Where should I go outside Egypt first?

Friday, November 5, 2010

Egyptians on Strike

So while I was sick last week - I didn't blog extra. First the one blog I did make wouldn't publish.... and I finally got it to publish today but had to take the pictures down to make it happen... boo. But anyways... last week was eventful on campus. The janitorial staff went on strike with a huge showing of support from the students and faculty. The law department I am in was in support. In fact the Department Chair helped to organize part of the strike and I believe was in the negotiation process. It was HUGE. The workers and hundreds of people gathered around them protested for hours each day outside the administration building. Without anyone to empty the trash, sweep, etc - in about 24 hours we were literally swimming in a sea of trash. Just to compound things a little - the weekend was to be the Alumni Sports weekend where the Algerian, Mauritius, Egyptian and Libyan national rugby teams were having exhibition games, there were exhibition games from the AUC sports teams, the sports awards, all kinds of things. And it was an excuse to bring out alumni (and their $$$) to see all the new campus and the athletic areas of campus.
So just to make sure the administration would be fully and completely embarrassed in front of the alumni - the students went the extra mile in dirtying up campus. Instead of just throwing your McDonald's bag let's say on the ground... you held it upside down and emptied its contents of wrappers, ketchup packets, napkins and few stale fries onto the ground and THEN through the bag on the ground. The idea was not only would the administration be embarrassed, but they would be forced to tell the alumni where their dollars were NOT going - to the staff that work 6 days a week and bring home $75 per month.
Yes - I said they net $75 per month. Some of the more senior janitorial staff bring home as much as $135 per month. It's truly outrageous really. When an undergraduate student pays 55,000 pounds each semester and a graduate student pays 80,000 pounds each semester to attend and live here - and the janitorial staff (80 of them combined- net less than 50,000 pounds together each semester). Yes the amount of money that ONE undergraduate student pays per semester to attend school and live on campus - pays the entire NET salary of EVERY janitor on campus for the same time period. It makes me a little nauseated and REALLY frustrated. That's why many of the American students were out in force - one because a lot of us have union parents and we know what it's like when they have to walk out on their jobs just to get treated fairly. And two - because we know it works. And three - because none of us could believe that our money was contributing to a system of such gross inequality.
Well needless to say they had to hire a private janitorial firm over night to clean up campus but it wasn't fully clean by the time the alumni got here. They were standing around in circles pointing to fountains FILLED with trash and garbage cans still overflowing on the ground. The added attention of the strike making it on to plenty of blogs... campus and Egyptian newspapers and even on CNN.com (http://ireport.cnn.com/docs/DOC-508913) the administrators budged. The students started a facebook solidarity page with 1100 supporters and an online petition with over 2000 student signatures. The workers got most of their demands met. The administration even went so far as to email the exact terms of the settlement to the ENTIRE AUC community because they just wanted to see the protests end and they knew that EVERYONE was involved anyways so they felt the need to save some face.

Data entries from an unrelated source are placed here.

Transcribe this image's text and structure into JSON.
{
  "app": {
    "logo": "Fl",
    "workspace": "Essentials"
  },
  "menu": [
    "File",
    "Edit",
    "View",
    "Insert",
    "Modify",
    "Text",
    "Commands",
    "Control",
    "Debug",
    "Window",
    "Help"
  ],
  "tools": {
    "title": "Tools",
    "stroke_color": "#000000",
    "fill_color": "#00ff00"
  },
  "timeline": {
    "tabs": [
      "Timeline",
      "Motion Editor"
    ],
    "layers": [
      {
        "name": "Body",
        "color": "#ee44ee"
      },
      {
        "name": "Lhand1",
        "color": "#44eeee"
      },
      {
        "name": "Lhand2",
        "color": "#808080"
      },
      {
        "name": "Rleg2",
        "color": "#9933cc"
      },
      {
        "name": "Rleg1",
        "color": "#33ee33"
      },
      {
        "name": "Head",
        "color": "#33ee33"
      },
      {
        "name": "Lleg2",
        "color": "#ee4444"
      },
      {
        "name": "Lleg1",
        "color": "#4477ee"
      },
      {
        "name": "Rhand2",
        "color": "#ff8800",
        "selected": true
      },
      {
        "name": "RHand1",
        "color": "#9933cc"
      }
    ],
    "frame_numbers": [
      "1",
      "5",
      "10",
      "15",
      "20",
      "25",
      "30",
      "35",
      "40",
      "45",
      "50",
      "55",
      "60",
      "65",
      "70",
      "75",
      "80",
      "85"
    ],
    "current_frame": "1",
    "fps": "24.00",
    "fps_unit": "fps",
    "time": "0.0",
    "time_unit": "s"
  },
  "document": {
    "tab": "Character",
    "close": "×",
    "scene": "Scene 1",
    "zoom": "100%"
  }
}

It felt really good to see the students mobilize around an issue so quickly and willingly. It felt really good to see Egyptians realizing they deserve rights and protesting and striking for them. This is something as I understand it - does not happen in a country with the authoritarian nature that Egypt has. I heard rumors of other places in Cairo being inspired by AUC and striking at their jobs too.. I don't have details but it was exciting to see the populace move in this direction. It reminds me of the famous quote - all it takes for bad people to win is for good people to not do anything about it. The good people of AUC and Egypt did something about it!